The Tomahawk pipe was a good specialty item for sale at such events as fairs and expositions, and the Company’s sales to the “Century of Progress” in Chicago in 1933 must have been excellent, even though they had not sold all they had made in anticipation of that demand. The bowl, necessarily narrow and elongated since it was in the blade of the tomahawk, did not recommend it to serious smokers, nor to the Assiniboine.
It would seem evident that these pipes were left over from the production of the Company in 1933, that their regular pipe models had by this time been sold out, and that the Company was already in a State of quiescence in 1951.
Dr. Clyde G. O’Brien of Appomattox stated that the Company ceased operations in 1951.
The Charter of the Pamplin Smoking Pipe and Manufacturing Company shows that it was incorporated by the Commonwealth of Virginia on the 15th day of August, 1929. The officers at that time were, J. V. Lewis, Pres., Prospect, Virginia; J. W. Franklin, V.Pres., Pamplin; L. N. Ligon, V.Pres., Pamplin; T. R. Pugh, Secy-Treas., Pamplin.
The purposes of the Company then were, among other things, to deal in wood of all kinds, own timber lands, contract to do construction work, deal in real estate, and to buy and sell all kinds of necessary material ... and operate all the necessary equipment and machinery for the purpose of manufacturing clay pipes, crocks, and earthenware.... (Charter Book No. 1, Page 108, Appomattox County, Virginia). The corporation (Charter No. 34565-16) was dissolved by the State Corporation Commission, at the request of the stockholders, on February 21, 1952.
A personal communication, February 23, 1972, from Morton L. Wallerstein who with Ralph L. Dombrower as corporate officers were the last active operators of the pipe factory, states, “Mr. Dombrower and myself, as sole stockholders, started the operation in 1938 and baked the clay pipes up to the time of the enactment of the Minimum Wage Law by Congress. At that time it was apparent that the part-time workers, largely farm girls and boys who worked in the afternoon, would cease to be employed because the pipes could not be marketed under the wages required to be paid.
“However, Mrs. Betty Price and another woman made the hand-made clay pipes at their homes, which pipes Mr. Dombrower bought after 1938 and very cleverly boxed in antique fashion and sold them for some years. However, unfortunately the women who made these pipes died and they were no longer made.
“The factory, itself, did not manufacture pipes beyond the period stated above.
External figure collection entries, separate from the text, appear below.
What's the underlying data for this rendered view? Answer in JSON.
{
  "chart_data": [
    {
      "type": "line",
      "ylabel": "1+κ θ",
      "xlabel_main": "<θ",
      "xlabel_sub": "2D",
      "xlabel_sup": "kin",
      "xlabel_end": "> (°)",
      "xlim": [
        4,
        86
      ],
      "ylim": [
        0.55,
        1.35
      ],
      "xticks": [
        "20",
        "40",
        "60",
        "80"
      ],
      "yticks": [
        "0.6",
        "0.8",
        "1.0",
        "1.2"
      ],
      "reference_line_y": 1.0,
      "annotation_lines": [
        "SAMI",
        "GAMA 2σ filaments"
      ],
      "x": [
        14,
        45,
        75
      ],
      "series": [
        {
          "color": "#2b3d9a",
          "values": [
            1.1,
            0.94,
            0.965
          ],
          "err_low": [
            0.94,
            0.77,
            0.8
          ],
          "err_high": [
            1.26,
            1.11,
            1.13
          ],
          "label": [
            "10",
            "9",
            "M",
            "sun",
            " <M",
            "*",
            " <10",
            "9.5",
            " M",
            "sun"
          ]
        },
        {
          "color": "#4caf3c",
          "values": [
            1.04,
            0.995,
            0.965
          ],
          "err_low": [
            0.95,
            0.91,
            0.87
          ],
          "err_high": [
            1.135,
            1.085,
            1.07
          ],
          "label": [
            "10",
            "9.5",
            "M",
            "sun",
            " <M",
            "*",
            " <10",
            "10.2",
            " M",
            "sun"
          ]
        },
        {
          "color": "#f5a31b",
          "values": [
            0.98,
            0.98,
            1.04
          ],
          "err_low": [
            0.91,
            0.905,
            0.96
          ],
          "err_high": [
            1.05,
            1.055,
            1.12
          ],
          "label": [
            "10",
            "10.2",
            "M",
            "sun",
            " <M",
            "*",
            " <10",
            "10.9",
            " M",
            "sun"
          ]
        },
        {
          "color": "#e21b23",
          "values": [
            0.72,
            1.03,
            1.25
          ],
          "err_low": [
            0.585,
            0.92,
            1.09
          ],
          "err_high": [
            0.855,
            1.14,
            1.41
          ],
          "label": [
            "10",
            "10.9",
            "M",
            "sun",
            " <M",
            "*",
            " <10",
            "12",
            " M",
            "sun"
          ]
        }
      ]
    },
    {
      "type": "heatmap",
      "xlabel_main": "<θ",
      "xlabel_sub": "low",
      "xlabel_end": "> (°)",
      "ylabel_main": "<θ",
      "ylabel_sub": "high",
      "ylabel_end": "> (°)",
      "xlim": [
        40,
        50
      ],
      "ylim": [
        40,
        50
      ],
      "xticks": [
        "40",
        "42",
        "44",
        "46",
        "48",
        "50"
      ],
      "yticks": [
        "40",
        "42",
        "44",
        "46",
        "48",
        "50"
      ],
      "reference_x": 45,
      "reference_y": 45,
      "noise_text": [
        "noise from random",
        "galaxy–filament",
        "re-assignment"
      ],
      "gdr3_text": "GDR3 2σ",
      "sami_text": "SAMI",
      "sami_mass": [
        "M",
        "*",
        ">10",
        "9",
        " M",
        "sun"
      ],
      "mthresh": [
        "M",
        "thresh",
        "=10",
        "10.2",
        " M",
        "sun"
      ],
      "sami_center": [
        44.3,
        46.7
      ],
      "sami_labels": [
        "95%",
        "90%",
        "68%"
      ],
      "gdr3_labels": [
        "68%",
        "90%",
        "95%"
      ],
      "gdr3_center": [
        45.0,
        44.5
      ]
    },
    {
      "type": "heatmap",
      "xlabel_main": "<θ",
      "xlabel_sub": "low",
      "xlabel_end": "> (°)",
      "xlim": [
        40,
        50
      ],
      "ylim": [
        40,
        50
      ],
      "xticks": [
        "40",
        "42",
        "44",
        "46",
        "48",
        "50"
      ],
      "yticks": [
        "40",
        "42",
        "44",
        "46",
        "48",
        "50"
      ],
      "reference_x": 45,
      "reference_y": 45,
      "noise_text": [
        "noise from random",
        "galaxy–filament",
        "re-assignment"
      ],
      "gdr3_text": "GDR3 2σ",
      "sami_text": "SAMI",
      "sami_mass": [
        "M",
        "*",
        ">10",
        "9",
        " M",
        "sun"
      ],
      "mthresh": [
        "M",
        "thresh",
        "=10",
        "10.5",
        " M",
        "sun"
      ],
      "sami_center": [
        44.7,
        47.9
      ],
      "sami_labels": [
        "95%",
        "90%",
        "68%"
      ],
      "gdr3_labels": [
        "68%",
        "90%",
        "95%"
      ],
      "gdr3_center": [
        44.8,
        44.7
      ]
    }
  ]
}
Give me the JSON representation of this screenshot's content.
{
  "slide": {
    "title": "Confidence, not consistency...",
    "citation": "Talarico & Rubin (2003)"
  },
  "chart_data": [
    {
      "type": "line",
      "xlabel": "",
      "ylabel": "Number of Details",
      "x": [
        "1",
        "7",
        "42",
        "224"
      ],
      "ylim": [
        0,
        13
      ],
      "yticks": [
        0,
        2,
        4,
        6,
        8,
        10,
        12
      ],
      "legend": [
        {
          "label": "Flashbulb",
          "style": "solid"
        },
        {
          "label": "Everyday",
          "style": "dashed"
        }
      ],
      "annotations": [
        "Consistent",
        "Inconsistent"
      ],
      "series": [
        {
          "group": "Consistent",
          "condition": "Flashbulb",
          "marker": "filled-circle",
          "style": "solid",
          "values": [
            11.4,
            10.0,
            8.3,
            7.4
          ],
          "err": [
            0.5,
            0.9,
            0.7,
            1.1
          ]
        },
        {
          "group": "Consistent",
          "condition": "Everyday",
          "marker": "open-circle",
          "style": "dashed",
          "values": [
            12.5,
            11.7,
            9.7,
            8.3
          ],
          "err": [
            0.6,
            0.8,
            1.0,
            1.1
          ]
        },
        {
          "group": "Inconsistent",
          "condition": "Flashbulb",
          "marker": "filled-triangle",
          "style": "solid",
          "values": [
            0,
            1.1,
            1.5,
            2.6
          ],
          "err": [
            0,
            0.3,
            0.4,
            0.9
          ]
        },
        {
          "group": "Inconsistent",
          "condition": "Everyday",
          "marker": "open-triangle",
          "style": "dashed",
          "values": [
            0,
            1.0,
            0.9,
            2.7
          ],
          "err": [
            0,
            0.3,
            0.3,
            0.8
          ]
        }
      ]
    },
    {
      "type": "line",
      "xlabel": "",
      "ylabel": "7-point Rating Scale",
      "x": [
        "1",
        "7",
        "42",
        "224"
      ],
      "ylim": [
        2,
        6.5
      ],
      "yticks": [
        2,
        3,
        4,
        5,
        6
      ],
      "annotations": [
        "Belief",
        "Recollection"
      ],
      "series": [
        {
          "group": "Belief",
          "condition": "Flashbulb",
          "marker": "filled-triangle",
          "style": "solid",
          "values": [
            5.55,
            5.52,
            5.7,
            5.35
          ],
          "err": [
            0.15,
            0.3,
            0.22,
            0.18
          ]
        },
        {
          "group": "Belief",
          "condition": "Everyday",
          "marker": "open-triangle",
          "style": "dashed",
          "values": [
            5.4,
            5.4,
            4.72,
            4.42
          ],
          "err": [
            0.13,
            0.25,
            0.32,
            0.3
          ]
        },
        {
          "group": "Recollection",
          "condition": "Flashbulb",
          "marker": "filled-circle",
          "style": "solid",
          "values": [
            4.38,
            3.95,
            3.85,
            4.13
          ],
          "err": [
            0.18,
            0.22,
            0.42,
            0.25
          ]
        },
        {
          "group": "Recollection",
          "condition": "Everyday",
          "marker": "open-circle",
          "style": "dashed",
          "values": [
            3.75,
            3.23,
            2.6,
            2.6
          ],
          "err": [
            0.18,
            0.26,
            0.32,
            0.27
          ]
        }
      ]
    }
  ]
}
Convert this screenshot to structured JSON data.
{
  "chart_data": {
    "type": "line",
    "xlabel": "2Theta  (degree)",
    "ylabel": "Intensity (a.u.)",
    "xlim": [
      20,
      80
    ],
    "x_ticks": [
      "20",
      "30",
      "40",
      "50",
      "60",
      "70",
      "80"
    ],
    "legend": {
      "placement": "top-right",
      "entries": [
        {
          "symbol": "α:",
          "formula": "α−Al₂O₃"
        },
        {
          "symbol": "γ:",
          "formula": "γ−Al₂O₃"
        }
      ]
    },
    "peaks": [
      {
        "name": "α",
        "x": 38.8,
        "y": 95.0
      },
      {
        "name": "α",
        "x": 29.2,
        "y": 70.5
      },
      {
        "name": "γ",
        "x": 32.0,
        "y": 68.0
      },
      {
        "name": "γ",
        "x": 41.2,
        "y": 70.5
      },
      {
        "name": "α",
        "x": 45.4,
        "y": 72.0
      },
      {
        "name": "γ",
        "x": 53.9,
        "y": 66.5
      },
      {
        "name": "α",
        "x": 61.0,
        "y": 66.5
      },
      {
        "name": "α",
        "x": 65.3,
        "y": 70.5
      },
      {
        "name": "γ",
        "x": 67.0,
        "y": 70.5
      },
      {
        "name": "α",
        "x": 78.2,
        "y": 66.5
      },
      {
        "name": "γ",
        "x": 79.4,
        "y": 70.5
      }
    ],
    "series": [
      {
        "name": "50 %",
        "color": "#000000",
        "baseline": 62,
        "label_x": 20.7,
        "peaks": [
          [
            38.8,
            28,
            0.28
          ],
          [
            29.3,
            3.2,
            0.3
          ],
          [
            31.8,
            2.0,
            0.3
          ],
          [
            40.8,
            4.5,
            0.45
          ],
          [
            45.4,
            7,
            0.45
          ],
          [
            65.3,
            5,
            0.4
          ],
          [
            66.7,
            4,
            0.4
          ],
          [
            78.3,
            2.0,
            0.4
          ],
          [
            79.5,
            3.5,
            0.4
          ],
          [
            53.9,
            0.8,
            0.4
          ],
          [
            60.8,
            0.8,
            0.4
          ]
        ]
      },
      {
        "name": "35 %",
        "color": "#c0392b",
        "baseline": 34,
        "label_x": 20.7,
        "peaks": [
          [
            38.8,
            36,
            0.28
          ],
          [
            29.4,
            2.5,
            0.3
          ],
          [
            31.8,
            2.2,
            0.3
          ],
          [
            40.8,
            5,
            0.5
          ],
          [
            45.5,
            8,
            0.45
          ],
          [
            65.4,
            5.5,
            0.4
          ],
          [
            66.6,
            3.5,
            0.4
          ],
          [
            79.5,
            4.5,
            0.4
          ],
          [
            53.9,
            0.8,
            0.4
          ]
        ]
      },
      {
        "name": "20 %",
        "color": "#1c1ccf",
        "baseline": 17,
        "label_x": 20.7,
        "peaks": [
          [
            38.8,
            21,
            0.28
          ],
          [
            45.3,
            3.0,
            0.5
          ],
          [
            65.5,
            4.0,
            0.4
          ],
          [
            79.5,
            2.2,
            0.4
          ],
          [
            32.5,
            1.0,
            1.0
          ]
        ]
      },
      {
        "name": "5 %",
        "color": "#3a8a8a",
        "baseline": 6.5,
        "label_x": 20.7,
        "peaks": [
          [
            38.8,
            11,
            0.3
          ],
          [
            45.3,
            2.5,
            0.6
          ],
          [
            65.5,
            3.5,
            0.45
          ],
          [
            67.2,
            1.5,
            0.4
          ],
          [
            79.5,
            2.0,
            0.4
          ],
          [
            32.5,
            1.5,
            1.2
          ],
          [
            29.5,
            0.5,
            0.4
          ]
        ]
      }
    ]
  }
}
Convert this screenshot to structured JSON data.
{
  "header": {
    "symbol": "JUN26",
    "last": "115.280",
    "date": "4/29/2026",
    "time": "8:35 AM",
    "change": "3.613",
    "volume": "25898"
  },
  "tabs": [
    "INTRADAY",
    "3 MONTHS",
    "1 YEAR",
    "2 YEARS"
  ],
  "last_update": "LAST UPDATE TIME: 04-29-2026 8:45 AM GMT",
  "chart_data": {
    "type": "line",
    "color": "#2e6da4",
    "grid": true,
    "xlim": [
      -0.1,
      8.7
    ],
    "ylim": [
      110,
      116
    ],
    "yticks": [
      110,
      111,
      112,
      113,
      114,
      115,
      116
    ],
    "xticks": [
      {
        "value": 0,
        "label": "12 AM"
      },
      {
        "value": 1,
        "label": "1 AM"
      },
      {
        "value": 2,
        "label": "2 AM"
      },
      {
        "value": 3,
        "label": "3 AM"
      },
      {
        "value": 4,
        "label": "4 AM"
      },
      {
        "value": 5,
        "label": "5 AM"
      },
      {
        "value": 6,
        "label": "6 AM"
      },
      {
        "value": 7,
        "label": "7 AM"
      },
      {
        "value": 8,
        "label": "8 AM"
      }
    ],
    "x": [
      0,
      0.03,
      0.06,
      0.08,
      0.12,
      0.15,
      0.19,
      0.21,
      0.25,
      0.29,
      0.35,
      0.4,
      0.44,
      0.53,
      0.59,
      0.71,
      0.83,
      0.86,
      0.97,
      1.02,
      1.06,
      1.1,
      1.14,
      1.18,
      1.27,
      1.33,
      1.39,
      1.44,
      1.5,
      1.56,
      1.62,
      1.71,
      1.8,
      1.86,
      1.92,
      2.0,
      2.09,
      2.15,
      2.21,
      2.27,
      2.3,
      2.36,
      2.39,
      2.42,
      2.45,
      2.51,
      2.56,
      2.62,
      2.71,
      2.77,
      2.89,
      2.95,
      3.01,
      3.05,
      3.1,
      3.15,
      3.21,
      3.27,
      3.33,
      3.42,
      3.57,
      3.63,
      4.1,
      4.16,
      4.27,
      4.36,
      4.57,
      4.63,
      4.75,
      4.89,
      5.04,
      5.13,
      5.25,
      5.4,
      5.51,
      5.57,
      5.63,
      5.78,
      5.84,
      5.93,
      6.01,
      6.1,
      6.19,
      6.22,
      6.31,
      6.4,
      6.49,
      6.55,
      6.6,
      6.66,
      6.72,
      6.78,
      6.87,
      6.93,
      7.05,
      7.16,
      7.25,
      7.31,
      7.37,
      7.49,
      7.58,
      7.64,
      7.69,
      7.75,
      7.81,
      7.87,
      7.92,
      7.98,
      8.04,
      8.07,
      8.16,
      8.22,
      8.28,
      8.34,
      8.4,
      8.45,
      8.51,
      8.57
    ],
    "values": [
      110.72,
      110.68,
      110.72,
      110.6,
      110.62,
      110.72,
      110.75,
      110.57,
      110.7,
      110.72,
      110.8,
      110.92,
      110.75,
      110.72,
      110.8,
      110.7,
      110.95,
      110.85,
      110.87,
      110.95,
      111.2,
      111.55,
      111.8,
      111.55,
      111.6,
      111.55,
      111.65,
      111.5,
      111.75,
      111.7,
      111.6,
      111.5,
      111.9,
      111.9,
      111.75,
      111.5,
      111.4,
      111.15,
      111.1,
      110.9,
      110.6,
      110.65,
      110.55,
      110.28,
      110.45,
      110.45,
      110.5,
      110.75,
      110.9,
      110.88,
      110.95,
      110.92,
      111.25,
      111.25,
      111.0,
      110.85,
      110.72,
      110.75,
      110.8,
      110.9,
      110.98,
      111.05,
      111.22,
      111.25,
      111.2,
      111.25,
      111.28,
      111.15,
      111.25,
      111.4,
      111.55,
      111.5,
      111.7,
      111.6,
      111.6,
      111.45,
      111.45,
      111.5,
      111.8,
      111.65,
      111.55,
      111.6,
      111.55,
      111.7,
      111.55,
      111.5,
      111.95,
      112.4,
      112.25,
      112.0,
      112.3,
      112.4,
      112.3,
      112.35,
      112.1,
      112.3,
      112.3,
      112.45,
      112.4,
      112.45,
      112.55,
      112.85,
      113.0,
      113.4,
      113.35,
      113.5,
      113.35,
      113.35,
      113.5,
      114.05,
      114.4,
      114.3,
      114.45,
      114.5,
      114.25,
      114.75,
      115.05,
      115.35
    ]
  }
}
The property was sold in 1947 and the corporation was dissolved in 1952.”
Apparently then, the Pamplin Smoking Pipe and Manufacturing Company ceased all activity in 1951, having been in existence slightly more than 70 years.
Some time after the closing, the main factory building was used as a garage. In July of 1969 this frame building, with the name “Pamplin Smoking Pipe and Manufacturing Co., Inc., American Indian Clay Smoking Pipes” still painted above the entrance, stood unoccupied; the crumbling old smokestack and large round kiln of brick construction were still there (Plates [4] & [5]). Another building which had served Company purposes had been destroyed.